Comparaison des guerres contre l'Iran et l'Irak : un parallèle risqué
Dans le débat public français, il est courant d'établir un parallèle entre la guerre lancée par George W. Bush contre l'Irak en 2003 et celle déclenchée aujourd'hui par Donald Trump et Benyamin Netanyahou contre l'Iran. Sur certains aspects, l'intervention contre l'Iran pourrait sembler moins injustifiée que celle contre son voisin irakien. Cependant, la manière dont elle a été initiée la rend en réalité plus dangereuse pour l'État de droit international et le multilatéralisme.
Différences de contexte et de légitimité
Les circonstances de ces deux conflits présentent des distinctions notables. Saddam Hussein en Irak et les mollahs en Iran sont tous deux des dictateurs répressifs, mais les motivations des attaquants diffèrent. En 2003, les néoconservateurs américains invoquaient la diffusion de la démocratie, tandis que l'actuelle guerre contre l'Iran semble motivée par des intérêts stratégiques, comme le contrôle du pétrole et la limitation du programme nucléaire.
Contrairement à l'Irak, l'Iran dispose d'un programme nucléaire militaire avancé, bien que l'accord de 2015 ait permis de le surveiller jusqu'à son abandon par Donald Trump en 2018. De plus, les mollahs iraniens, bien qu'affaiblis par des crises économiques et politiques, n'ont pas de liens avec des groupes terroristes sunnites comme Al-Qaeda, contrairement à d'autres pays du Golfe.
Conséquences catastrophiques et risques régionaux
Malgré ces différences, la guerre contre l'Iran a été lancée sans légitimation par les Nations unies ou une large coalition, la rendant particulièrement illégitime. Les bombardements massifs sur les infrastructures pétrolières, les usines de désalinisation et d'autres installations essentielles risquent de provoquer un désastre humanitaire majeur.
Les actions américaines et israéliennes, incluant le soutien aux séditions kurdes et baloutches, pourraient transformer l'Iran en un État failli, aggravant l'instabilité au Moyen-Orient.

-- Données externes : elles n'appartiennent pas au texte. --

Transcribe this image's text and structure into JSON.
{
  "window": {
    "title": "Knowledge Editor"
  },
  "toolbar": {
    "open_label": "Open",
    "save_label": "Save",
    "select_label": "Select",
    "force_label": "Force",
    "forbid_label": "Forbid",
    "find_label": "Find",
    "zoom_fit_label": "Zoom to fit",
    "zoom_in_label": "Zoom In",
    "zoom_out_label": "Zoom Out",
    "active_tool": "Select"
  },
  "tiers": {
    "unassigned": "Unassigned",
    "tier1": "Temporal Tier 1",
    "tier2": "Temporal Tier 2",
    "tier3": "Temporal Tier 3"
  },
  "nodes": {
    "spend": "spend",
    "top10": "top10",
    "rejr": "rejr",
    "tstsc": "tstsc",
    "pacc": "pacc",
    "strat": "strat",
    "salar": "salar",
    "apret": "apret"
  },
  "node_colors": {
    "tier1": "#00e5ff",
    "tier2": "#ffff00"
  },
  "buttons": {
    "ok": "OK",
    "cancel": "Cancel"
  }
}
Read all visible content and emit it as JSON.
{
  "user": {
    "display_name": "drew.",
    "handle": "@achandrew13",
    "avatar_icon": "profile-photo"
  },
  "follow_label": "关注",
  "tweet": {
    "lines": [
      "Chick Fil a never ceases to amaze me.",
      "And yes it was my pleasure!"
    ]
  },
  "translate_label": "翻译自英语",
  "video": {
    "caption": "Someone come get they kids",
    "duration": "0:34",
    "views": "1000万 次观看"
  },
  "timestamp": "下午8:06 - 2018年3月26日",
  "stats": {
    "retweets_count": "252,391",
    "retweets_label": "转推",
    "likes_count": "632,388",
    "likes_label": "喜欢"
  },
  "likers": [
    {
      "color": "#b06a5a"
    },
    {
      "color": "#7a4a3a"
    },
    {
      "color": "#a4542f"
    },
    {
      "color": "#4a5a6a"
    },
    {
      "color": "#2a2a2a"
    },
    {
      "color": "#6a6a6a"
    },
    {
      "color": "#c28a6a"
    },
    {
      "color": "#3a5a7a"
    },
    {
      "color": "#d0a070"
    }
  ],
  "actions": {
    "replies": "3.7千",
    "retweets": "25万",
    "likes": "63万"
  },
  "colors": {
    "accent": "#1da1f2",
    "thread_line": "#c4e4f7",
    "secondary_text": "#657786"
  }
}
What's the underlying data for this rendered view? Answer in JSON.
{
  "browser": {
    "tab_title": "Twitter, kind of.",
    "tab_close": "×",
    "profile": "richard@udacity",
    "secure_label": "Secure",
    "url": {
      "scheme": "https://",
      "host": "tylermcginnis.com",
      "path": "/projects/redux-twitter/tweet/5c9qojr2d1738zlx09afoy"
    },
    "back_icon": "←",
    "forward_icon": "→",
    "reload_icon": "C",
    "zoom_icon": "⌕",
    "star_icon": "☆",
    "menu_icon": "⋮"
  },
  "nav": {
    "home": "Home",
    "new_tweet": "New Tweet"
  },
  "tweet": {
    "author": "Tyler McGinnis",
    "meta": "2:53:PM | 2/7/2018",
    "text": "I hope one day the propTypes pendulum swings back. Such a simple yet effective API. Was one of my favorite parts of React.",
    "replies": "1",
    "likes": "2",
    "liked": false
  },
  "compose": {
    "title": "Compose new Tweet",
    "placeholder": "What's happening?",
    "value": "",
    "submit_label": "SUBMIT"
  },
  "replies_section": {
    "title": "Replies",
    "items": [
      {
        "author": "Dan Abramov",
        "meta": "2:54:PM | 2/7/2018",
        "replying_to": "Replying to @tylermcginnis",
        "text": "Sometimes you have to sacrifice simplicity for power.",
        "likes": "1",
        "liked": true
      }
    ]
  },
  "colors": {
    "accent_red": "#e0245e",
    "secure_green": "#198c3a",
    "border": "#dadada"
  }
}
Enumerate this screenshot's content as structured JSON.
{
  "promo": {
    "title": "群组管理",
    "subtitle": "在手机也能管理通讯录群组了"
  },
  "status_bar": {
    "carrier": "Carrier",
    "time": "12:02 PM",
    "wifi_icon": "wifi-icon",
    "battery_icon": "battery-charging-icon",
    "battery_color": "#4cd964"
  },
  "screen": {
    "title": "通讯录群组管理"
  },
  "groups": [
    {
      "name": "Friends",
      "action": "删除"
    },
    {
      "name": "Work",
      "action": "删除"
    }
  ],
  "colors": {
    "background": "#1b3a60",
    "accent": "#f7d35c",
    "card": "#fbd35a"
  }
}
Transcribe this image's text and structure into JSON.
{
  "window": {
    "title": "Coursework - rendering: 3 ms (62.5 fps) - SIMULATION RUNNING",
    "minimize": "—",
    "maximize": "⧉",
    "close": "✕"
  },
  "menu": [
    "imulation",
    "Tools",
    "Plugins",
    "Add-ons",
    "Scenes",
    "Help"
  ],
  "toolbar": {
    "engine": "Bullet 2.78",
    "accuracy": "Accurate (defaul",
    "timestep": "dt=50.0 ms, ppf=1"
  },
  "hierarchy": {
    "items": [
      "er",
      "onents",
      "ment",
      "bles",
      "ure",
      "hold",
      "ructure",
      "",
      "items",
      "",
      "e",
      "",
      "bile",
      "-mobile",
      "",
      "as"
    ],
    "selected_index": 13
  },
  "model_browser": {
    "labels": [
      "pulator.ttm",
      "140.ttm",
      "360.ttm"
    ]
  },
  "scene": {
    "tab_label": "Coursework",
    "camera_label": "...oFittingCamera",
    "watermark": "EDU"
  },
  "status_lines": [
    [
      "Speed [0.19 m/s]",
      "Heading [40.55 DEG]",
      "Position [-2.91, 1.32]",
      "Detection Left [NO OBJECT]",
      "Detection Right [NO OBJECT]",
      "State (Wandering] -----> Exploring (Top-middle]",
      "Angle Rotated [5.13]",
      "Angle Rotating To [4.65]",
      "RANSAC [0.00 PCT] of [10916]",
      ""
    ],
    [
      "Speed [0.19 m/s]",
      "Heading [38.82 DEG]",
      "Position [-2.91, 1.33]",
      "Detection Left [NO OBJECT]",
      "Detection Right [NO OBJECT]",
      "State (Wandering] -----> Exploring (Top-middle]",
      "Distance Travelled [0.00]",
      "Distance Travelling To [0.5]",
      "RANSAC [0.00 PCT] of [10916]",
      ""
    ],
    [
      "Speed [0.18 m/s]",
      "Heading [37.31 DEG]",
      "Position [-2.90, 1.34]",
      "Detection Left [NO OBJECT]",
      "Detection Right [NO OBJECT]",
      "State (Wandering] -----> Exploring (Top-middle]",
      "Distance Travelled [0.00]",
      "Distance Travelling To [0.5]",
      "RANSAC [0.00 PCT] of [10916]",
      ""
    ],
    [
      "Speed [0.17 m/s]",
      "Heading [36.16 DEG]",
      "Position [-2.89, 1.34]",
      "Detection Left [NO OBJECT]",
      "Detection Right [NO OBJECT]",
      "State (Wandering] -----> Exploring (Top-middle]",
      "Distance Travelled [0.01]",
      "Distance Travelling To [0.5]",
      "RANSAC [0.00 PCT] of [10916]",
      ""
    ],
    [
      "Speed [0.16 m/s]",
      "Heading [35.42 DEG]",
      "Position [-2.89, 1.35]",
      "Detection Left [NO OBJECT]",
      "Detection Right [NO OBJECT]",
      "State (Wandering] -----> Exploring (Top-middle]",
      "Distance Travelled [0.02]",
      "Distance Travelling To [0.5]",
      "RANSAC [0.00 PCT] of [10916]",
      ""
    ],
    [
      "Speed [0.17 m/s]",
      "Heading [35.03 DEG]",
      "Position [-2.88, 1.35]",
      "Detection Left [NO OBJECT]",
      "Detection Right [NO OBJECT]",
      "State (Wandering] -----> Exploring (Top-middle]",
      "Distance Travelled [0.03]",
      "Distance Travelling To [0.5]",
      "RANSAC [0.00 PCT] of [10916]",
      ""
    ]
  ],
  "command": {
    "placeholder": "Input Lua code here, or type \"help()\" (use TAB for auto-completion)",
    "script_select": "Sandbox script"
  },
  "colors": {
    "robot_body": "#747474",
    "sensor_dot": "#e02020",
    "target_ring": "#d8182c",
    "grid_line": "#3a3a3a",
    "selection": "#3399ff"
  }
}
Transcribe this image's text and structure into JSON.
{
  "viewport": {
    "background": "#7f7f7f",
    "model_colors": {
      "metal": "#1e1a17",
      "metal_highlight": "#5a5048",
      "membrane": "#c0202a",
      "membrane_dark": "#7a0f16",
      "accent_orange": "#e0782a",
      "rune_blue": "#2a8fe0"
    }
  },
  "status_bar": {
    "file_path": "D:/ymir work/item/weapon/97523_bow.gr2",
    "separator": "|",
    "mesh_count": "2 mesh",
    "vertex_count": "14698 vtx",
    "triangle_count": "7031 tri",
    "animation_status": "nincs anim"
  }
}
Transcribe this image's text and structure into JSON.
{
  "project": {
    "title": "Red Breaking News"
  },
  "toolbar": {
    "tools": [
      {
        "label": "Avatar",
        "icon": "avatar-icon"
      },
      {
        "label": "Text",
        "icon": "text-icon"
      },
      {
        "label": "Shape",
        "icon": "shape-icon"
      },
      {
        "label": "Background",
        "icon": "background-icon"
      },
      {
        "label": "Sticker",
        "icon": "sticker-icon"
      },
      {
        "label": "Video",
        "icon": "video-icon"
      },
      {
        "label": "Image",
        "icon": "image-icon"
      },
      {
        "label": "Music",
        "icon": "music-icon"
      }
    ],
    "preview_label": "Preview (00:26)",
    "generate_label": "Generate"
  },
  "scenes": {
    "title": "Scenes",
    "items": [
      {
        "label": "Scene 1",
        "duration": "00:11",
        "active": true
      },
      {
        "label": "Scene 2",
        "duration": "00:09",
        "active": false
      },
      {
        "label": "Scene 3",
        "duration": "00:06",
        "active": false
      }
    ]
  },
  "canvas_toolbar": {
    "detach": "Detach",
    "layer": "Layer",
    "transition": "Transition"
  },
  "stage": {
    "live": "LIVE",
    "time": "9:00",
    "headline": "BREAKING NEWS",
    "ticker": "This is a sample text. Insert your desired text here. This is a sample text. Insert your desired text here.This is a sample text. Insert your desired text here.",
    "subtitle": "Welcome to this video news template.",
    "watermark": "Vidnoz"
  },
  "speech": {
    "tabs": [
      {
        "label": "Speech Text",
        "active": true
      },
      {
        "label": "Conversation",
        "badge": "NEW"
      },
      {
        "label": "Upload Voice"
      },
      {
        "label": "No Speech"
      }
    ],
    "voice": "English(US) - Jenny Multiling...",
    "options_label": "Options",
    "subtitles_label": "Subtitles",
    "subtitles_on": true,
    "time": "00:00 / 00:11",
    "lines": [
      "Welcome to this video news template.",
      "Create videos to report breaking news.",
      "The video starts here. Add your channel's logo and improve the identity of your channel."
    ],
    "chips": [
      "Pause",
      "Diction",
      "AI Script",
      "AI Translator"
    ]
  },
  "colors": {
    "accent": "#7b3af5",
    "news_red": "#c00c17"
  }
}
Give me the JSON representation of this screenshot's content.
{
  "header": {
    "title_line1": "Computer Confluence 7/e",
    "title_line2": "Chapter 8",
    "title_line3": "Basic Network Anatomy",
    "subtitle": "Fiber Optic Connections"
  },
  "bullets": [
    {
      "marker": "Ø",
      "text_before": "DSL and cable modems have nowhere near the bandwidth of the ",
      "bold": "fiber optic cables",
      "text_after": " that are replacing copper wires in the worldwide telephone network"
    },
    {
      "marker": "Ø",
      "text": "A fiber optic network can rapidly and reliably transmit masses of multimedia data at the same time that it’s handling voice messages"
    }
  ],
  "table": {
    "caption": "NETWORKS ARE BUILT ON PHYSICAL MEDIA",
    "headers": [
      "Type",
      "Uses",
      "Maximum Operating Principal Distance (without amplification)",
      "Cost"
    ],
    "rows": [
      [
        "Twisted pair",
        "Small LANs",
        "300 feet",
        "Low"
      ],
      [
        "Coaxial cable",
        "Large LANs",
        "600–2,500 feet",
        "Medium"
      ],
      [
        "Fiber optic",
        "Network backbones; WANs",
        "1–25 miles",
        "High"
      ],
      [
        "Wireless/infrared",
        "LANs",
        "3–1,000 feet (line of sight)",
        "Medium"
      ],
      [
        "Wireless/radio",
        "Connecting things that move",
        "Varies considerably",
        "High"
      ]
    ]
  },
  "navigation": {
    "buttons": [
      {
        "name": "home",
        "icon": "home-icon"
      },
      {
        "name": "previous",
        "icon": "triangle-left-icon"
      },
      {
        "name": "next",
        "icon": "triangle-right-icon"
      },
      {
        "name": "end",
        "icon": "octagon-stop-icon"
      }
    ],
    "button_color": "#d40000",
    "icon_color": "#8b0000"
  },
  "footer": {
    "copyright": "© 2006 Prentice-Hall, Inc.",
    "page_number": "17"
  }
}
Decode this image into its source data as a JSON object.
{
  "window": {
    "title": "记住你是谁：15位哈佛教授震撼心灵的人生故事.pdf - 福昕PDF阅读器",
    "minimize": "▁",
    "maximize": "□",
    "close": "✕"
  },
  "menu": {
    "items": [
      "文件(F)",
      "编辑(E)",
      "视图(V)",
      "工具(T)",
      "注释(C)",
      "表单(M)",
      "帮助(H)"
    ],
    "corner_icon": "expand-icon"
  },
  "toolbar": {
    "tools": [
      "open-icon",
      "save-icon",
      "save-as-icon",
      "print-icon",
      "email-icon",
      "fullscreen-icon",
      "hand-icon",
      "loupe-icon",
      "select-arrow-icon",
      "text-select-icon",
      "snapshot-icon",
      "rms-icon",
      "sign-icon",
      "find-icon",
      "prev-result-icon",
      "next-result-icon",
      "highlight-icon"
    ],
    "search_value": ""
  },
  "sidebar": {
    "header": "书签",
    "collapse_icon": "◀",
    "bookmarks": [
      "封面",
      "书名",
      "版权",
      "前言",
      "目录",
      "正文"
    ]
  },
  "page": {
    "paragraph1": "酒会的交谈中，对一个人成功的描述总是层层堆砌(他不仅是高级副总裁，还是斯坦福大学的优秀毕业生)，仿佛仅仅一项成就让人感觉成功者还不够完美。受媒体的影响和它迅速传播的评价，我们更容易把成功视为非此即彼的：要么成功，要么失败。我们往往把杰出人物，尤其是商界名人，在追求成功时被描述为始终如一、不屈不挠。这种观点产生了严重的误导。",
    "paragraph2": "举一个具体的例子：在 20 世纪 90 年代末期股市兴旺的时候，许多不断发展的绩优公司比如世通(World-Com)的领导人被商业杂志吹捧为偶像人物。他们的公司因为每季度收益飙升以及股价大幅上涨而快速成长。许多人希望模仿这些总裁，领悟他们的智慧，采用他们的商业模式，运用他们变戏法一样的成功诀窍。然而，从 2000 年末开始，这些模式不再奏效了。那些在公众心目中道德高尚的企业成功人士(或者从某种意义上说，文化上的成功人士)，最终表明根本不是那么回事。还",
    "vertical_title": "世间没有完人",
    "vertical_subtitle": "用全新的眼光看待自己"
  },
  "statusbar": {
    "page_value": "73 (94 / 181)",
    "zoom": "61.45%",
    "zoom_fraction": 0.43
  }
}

Cette situation menace non seulement la région, mais aussi l'Europe, en prolongeant les conflits et en sapant les efforts de multilatéralisme.
Conclusion : un avenir incertain
En résumé, bien que l'intervention contre l'Iran puisse paraître moins illégitime à certains égards, son lancement précipité et ses conséquences potentielles la rendent tout aussi catastrophique que la guerre contre l'Irak. L'absence de scénario crédible pour une transition pacifique et la destruction d'infrastructures vitales risquent d'entraîner des répercussions durables sur la stabilité internationale.